Annamaria Amik  Identity Verified
Local time: 08:49
Romanian to English
+ ...
Lamberton Apr 14

Eliza Hall wrote:

"Feel myself as X" is a turn of phrase that could be used in philosophical texts, sure. But you can't use "feel myself as" with any damn thing you please in place of the X. Only some words or phrases would both make sense AND sound natural as the X in that turn of phrase. So my question to you is, does Lamberton actually say "feel myself [or himself, etc.] as a native speaker"? As an actual native speaker, I'm guessing that either:

(a) he doesn't, or

(b) if he does, he doesn't mean "I feel myself TO BE a native speaker" -- rather, it would be in a locution something like this: "I feel myself, as a native speaker, better able to understand the nuances..." (in other words, I feel that, because I am a native speaker, I am better able to understand the nuances).

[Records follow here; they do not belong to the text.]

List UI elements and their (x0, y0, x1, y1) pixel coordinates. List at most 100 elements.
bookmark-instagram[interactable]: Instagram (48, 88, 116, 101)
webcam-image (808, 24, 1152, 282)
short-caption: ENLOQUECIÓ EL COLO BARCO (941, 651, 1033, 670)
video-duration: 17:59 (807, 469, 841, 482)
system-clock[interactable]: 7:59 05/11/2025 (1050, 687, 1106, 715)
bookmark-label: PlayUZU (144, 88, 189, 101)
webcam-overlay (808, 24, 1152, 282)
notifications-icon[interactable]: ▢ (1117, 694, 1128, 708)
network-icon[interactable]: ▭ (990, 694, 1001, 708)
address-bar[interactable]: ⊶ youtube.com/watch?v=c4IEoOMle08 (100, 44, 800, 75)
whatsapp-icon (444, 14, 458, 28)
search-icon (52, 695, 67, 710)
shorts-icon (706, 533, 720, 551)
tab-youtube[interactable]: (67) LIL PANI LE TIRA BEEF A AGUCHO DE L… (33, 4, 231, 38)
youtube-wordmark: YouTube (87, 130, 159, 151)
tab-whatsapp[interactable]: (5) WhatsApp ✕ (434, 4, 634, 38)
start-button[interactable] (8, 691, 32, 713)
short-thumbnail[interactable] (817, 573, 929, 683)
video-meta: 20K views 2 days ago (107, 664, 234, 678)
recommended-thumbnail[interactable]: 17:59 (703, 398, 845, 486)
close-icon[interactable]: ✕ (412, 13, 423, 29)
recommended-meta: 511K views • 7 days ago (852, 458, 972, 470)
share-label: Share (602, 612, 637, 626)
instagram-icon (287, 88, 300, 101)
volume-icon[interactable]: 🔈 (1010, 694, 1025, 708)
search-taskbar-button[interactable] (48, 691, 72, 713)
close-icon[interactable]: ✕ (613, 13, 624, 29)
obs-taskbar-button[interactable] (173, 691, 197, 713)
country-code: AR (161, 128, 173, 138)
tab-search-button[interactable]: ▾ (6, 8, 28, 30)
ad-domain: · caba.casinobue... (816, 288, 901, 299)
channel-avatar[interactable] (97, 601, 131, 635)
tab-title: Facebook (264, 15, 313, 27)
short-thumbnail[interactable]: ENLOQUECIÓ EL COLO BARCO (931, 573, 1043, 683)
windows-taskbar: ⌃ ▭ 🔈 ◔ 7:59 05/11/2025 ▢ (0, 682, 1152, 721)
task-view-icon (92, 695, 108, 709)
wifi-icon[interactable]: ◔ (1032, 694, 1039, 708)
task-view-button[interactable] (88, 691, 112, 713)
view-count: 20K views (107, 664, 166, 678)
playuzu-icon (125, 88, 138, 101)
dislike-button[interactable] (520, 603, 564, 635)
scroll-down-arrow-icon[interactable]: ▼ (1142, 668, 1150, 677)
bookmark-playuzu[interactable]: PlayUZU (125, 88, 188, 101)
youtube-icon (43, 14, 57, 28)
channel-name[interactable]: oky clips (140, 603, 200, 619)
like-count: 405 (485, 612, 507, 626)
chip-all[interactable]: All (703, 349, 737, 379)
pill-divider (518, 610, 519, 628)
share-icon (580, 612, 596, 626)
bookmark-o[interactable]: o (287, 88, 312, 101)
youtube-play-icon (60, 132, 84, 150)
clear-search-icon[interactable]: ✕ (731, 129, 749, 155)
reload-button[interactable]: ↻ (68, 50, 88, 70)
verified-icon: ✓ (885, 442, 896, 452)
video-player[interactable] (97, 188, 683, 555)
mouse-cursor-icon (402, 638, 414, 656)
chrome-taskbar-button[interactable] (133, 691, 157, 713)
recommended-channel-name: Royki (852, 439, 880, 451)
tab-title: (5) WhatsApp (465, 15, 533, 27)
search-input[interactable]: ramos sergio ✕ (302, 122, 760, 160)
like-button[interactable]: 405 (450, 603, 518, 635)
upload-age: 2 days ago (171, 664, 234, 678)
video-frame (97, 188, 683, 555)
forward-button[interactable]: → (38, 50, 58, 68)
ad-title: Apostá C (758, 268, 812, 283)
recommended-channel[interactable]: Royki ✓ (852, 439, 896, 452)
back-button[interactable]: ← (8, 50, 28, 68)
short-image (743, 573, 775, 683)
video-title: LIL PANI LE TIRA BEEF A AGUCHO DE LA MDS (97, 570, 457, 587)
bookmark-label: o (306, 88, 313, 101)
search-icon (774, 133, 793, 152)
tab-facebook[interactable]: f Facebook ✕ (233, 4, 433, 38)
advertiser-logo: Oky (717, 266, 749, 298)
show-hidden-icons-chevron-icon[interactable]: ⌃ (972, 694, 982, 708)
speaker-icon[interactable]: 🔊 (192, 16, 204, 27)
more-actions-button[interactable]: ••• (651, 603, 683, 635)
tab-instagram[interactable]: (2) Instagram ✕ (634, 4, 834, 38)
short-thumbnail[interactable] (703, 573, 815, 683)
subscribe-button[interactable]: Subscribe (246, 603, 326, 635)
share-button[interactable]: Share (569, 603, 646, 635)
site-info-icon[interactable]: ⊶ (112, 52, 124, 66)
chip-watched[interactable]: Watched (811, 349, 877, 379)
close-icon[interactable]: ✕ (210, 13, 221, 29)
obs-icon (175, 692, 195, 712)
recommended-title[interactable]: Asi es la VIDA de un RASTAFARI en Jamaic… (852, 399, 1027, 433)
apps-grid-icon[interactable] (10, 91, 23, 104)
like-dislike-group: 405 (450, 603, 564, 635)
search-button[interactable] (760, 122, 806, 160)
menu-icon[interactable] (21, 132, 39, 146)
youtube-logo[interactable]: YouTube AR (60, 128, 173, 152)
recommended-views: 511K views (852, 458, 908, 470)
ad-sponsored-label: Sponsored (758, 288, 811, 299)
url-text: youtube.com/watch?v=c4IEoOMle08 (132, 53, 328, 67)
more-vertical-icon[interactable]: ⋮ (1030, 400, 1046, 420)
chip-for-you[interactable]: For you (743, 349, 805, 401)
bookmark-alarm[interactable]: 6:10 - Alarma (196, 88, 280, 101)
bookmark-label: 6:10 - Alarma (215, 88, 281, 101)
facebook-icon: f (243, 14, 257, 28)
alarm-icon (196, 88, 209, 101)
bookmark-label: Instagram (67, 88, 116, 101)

The Lamberton reference was meant to show that sometimes it's the very knowledge of the other's non-nativeness that makes her choice of words sound funnier than it is. Of course, in his translation there was no "as" after the "feel myself" But if I knew that he was not a native speaker, I would find something to smile at even in his perfect "I feel myself directed by the night toward the night".

I do agree with everything you wrote, by the way. I think DZiW meant to say: "I perceive myself as a native speaker".